Under the 1998 land use plan, the area around Teshekpuk Lake was not offered for leasing and a boundary around that non-leased area was offered for lease, but no surface occupancy was allow.

Peter Ditton, BLM’s associate state director for Alaska, said the area is important both for oil resources and as a development base.

While the Teshekpuk Lake area is both “an important caribou habitat” and “a significant breeding and molting ground for several sensitive waterfowl species,” Ditton said, the result of withholding the Teshekpuk Lake area from leasing was to exclude from leasing the “Barrow Arch east plays” estimated to contain some 2 billion barrels of technically recoverable oil.

Ditton said industry actions support the agency’s view: A ConocoPhillips (Alaska)-Anadarko Petroleum partnership and BP bidding separately leased a perimeter around the withdrawn area and ConocoPhillips-Anadarko also leased the outer continental shelf portion of the Barrow Arch.

He also said that Teshekpuk Lake development is connected to development of the surrounding area: the OCS Barrow arch play depends on “an intermediate onshore facility,” as is development of “smaller discontinuous reservoirs” in the northwest planning area of NPR-A.

Performance based stipulations

Bisson said knowledge gained during four years of exploration work in the northeast NPR-A gives the agency confidence that the area can be explored safely “without significant impact to sensitive wildlife and subsistence resources. We also believe that we can develop critical hydrocarbon resources in a manner that protects these same values.”

Technology for developing oil and gas has improved since Prudhoe Bay was developed. The agency’s model for surface development in the Teshekpuk Lake area is Alpine, said Ditton. This most recent of onshore North Slope developments — it began producing in 2000 — is a roadless development, with drilling and production on a main compact pad with an adjacent runway.

The plan for the northeast NPR-A contains specific stipulations.

What BLM is considering, Ditton said, is performance-based stipulations, based on objectives rather than fixed rules, allowing the agency to adapt to changing technology.

He said an example of current requirements is that pipelines to be five feet off the ground to allow caribou passage.
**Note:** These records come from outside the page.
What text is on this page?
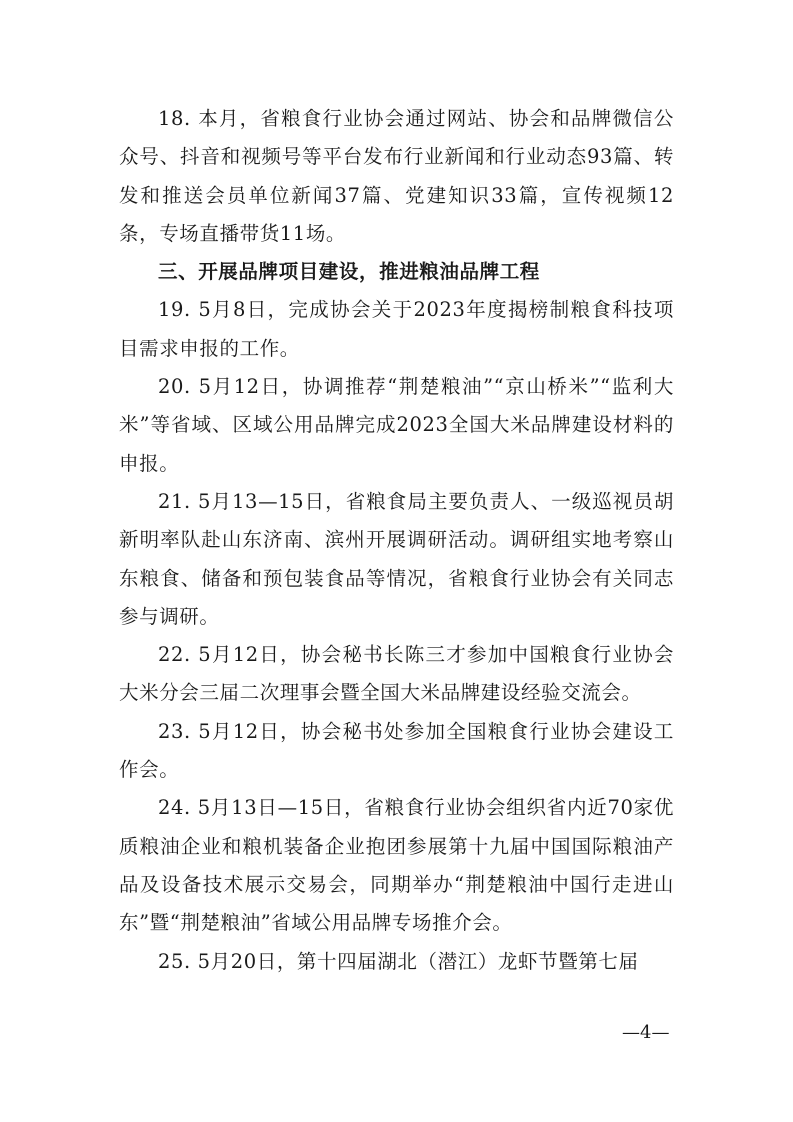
18. 本月，省粮食行业协会通过网站、协会和品牌微信公众号、抖音和视频号等平台发布行业新闻和行业动态93篇、转发和推送会员单位新闻37篇、党建知识33篇，宣传视频12条，专场直播带货11场。

三、开展品牌项目建设，推进粮油品牌工程

19. 5月8日，完成协会关于2023年度揭榜制粮食科技项目需求申报的工作。

20. 5月12日，协调推荐“荆楚粮油”“京山桥米”“监利大米”等省域、区域公用品牌完成2023全国大米品牌建设材料的申报。

21. 5月13—15日，省粮食局主要负责人、一级巡视员胡新明率队赴山东济南、滨州开展调研活动。调研组实地考察山东粮食、储备和预包装食品等情况，省粮食行业协会有关同志参与调研。

22. 5月12日，协会秘书长陈三才参加中国粮食行业协会大米分会三届二次理事会暨全国大米品牌建设经验交流会。

23. 5月12日，协会秘书处参加全国粮食行业协会建设工作会。

24. 5月13日—15日，省粮食行业协会组织省内近70家优质粮油企业和粮机装备企业抱团参展第十九届中国国际粮油产品及设备技术展示交易会，同期举办“荆楚粮油中国行走进山东”暨“荆楚粮油”省域公用品牌专场推介会。

25. 5月20日，第十四届湖北（潜江）龙虾节暨第七届

—4—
Performance based requirement would require pipelines to be high enough to allow free movement of caribou, setting the goal to be met rather than requiring a method which could become outmoded as technology changes.

Money is also an issue, Bisson said. BLM looks at plans every five years, but funding is such that they can only be revised every 10 to 15 years. Goal-based requirements, he said, could give plans a long and useful life by providing more flexibility up front.

Another goal for the North Slope is to have one uniform plan across the NPR-A, Bisson said. The proposed plan for the northwest NPR-A, out now in draft form, is different than the 1998 plan for the northeast.

Supplemental EIS

An environmental impact statement was prepared for the NPR-A northeast planning area, and Bisson said a supplemental EIS will be prepared for amendments to the plan. The agency will release a schedule for revising the plan and there will be opportunities for public comment. He said opportunities for North Slope residents to comment will be scheduled to allow for subsistence activities. The amendments are expected to include both prescriptive and performance-based stipulations.

Bisson said he expects the process to be complete by the end of 2004.